Tonight, while making a case for his venture into space, Tracy Jordan wowed his co-workers by quoting Robert Browning. When they stared back at him, baffled, Tracy announced, in his trademark bellow, ‘I was prepared for the possibility of this meeting.’ Okay, maybe you had to see it.

Which brings up an interesting question: How much of the humor of ’30 Rock’ comes from the page, and how much comes from the amazing comedic chops of the actors themselves? So often on this show, the lines and scenarios seem absurd to the point of ridiculousness. (Can you picture reading the stage direction for Kenneth Parcell’s muppet-dominated inner monologue tonight? And yet, it was a hilarious and absurd addition to an already very funny episode.)

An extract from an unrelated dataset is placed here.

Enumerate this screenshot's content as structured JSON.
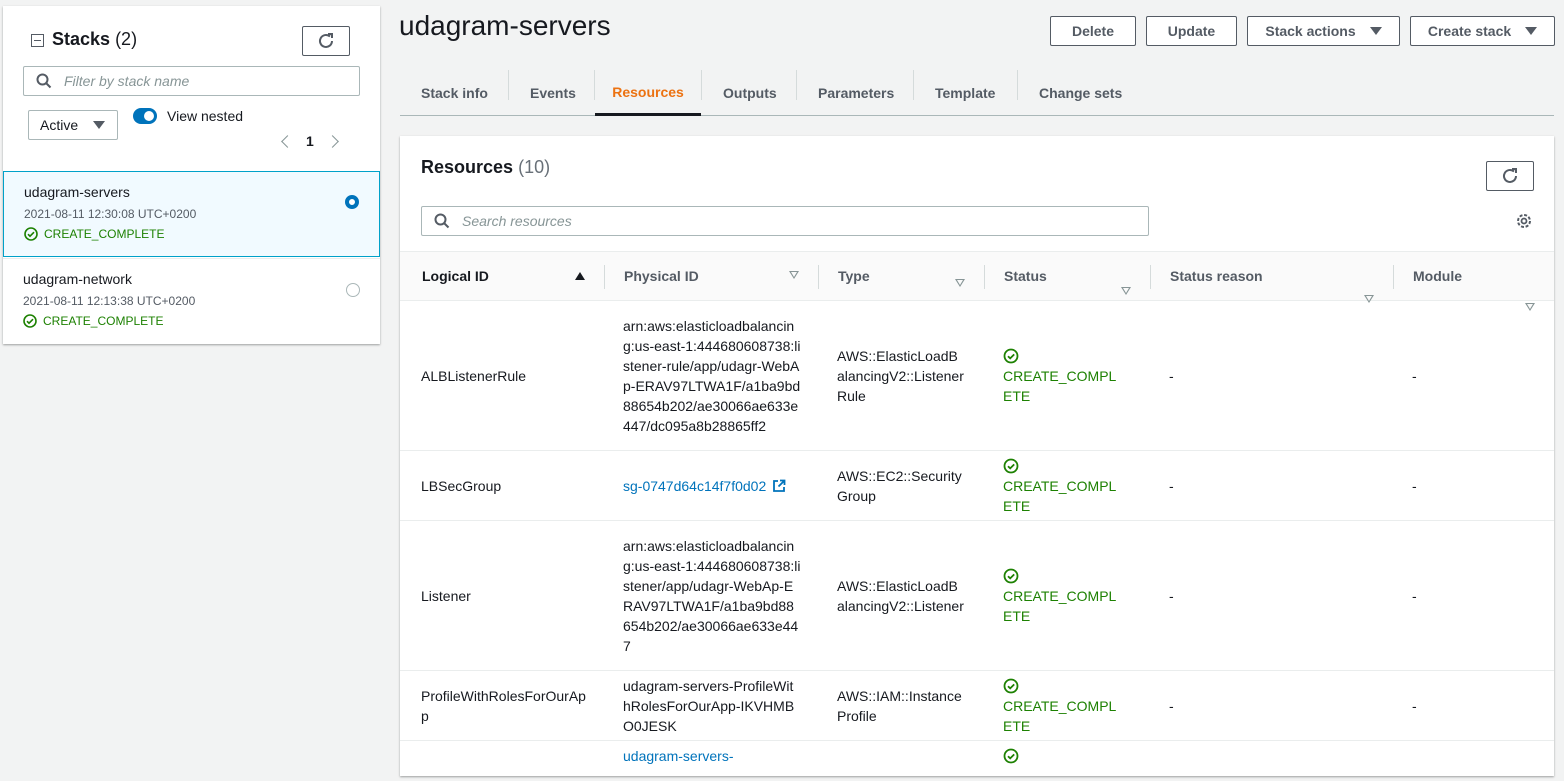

One thing ’30 Rock’ has working for it week after week, comedically, is speed. I challenge you to name a faster-paced comedy. The jokes come so fast and furious that they often don’t sink in till seconds later. So, who cares if one or two (vomit) jokes fall flat? You’ll be laughing at something else before the potty joke is even over.

And maniacal pacing isn’t the only consistently wonderful thing about ’30 Rock.’ Corny as it sounds, the show is also consistent in the warmth of its message. Tonight’s moral? You can’t buy happiness. After Jack Donaghy spent the bulk of the episode searching for joy he could purchase, he finally found it in the closing scene, thanks to a simpler pleasure: friendship. Oh, and watching Liz Lemon’s advertisement for a call-in sex line. Because hey, it is a comedy after all.